But Fricano and others believe some kind of national sales tax structure would be better for small e-commerce businesses than possibly having to handle individual taxing demands from up to 12,000 local taxing authorities depending on where a product is shipped, he said. Even tech solutions that offer to calculate local sales taxes would charge about three-percent per order, he said, which would kill profitability for e-commerce businesses like his own, which often operates on as low as a five-percent profit margin.
Fricano's company pays sales taxes based on Colorado's "nexus" law for on items sold in states where a company has a physical store, which is the case for many internet small businesses.
Meeting with Boulder Democrat Congressman Jared Polis was productive because Polis himself formerly was the chief of an internet business, Fricano said. But, of course, Polis is running for Colorado Governor and won't be voting on any national legislation after November, which is when Fricano believes this issue may be taken up by Congress. Politicians in on Capitol Hill are older, especially in the Senate. Many have spent their whole careers as politicians and don't understand how business works, he said. As was seen during Facebook CEO Mark Zuckerberg's testimony, some aren't even clear how the Internet works, Fricano joked.

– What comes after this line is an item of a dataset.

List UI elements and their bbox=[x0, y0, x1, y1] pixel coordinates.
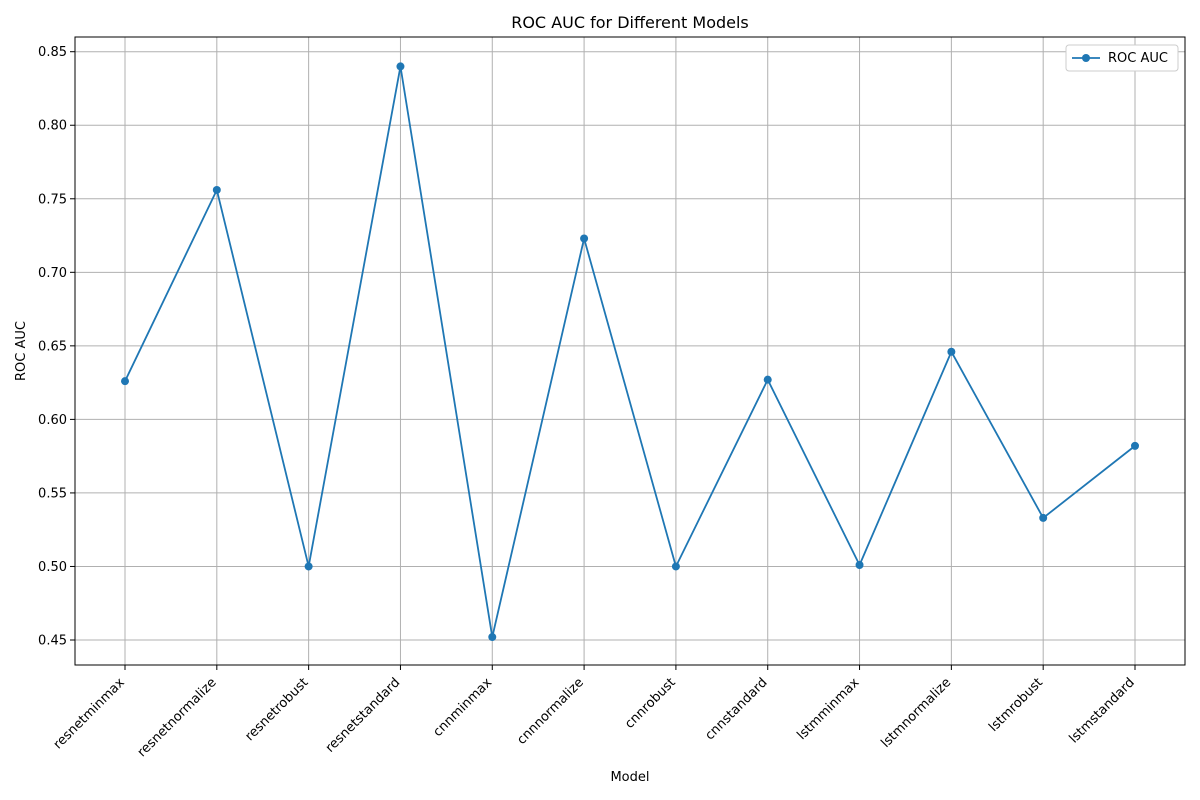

Ideally, e-commerce sellers think there should be some kind of exemption for small businesses not to penalize "the lady selling silks out of her garage," and to build the internet economy that can create jobs, Fricano said.
"I'm glad we got the opportunity to shed some light into how this legislation could affect our businesses. We got to pitch them on behalf of the millions of online retailers that don’t have a voice there."
E-Commerce today
Sustainable Supply was created in 2009 when Fricano's family decided to try to create supplemental income so that his wife, who had just given birth to their second child, could stay home to take care of the kids, the company bio says. "[Fricano] soon had to recruit his recently retired parents to answer phones and process invoices. Within two short years, plans changed as the company quickly ascended to become one of the nation’s fastest-growing, posting a three-year growth rate of over 500%."
As an early adopter in the online business-to-business firm space, Fricano said things have gotten both better and worse for someone wanting to start their own internet business.
"The power of the Internet is still very much alive today," he said. "I see so much opportunity for people to get into online retail since we started in 2009." The cost of technology has dropped and there is a "wealth of information and the opportunity to learn so much." E-commerce can have very low initial investment costs and can allow companies to experiment with products.
Online companies also know that business-to-business online commerce still has lots of space to grow, as younger people begin to take over procurement roles, replacing retiring Baby Boomers who valued face-to-face interaction with local salespeople, Fricano said.
"Where buying supplies for your company formerly was very relationship-driven, a younger person with a 15-second Google search can yield maybe a 15-percent savings," he said.
The threat for his business and for others starts with a giant "A." Like Amazon did with brick and mortar retail, the company is aggressively getting into the business-to-business market by going after procurement deals.
"If I’m selling the heck out of this super widget, I never have to worry about eBay to compete with me," Fricano said. "But you have to create a unique strategy for selling on Amazon to protect against their 'secret sauce' [algorhythm]. The last place you want to get in a pricing war is with Amazon on their platform."
Amazon's free shipping with Amazon Prime has also affected customer expectations. Sustainable Supplies started offering free shipping for customers last year. It can be expensive for a company that sells heavy items, such as construction supplies, but it has gained the company many more loyal customers.
"People realize how expensive shipping is when they go to return an item that cost $50 and have to pay $26 to ship it back," Fricano said.
Overall, the online retail market has served Fricano's company well, and he looks forward to the challenges.
"[Online merchandising] is definitely a knife fight, it’s the wild west," he said. "It’s the final frontier of the retail economy."